Solution of the equation $(\cos x)T = 0$ in $D'(\mathbb R)$

Question

I was thinking about the solution of the equation $(\cos x) T = 0$ in space $D'(\mathbb R)$. What is clear to me is that $T_k = c \delta_{a_k}$ with $a_k = \frac{(2k+1)\pi}2$ and $k \in \mathbb Z$ is a solution. Can you help me figure out if there are other solutions, or how to prove that these are the only solutions? Thanks!

Answer 1

What you want here is the possibility to "glue" two distributions defined on different domains.

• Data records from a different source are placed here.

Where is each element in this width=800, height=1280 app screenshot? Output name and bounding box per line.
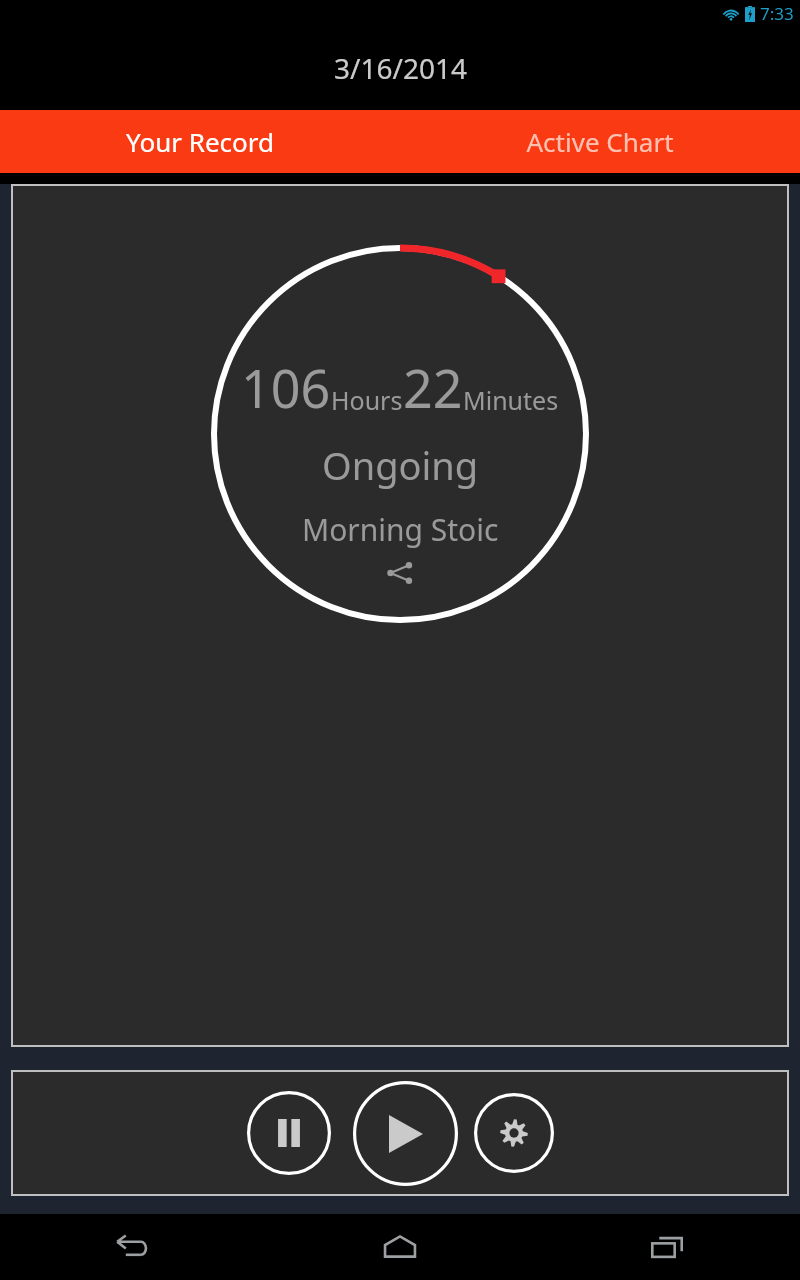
button[interactable]: Your Record (0, 110, 400, 173)
button[interactable]: Pause (247, 1091, 331, 1175)
button[interactable]: Active Chart (400, 110, 800, 173)
button[interactable]: Home (266, 1214, 533, 1280)
staticText: Your Record (126, 124, 274, 159)
staticText: 106 (241, 352, 331, 423)
staticText: Hours (331, 383, 403, 417)
button[interactable]: Settings (474, 1093, 554, 1173)
button[interactable]: Back (0, 1214, 266, 1280)
button[interactable]: Play (353, 1081, 458, 1186)
staticText: Active Chart (526, 124, 674, 159)
staticText: 3/16/2014 (334, 49, 467, 87)
staticText: Ongoing (322, 439, 479, 491)
staticText: Morning Stoic (302, 509, 499, 550)
staticText: 22 (403, 352, 463, 423)
staticText: Minutes (463, 383, 559, 417)
staticText: 7:33 (760, 2, 794, 25)
button[interactable]: Recent apps (533, 1214, 800, 1280)
button[interactable]: Share (381, 554, 419, 592)
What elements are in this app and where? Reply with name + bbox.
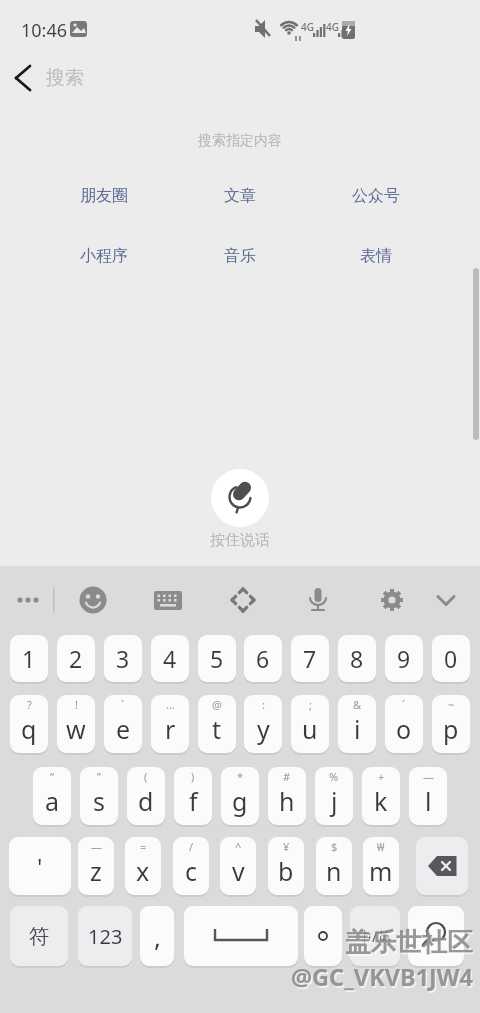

You can show that, indeed, if $\Omega_{i}$, $i=1,2$ are two open domains $T_i\in D'(\Omega_i)$ such that $T_1|_{\Omega_1\cap\Omega_2}=T_2|_{\Omega_1\cap\Omega_2}$ in the sense of distributions, then there exists a unique distribution $T_0\in D'({\Omega_1\cup\Omega_2})$ such that $$T_0|_{\Omega_i}= T_i.$$

In you case you can easily show the uniqueness of solution if you restrain the equation on the domain $(k\pi , k\pi+\pi)$, and then "glue" these solutions together to obtain the final result.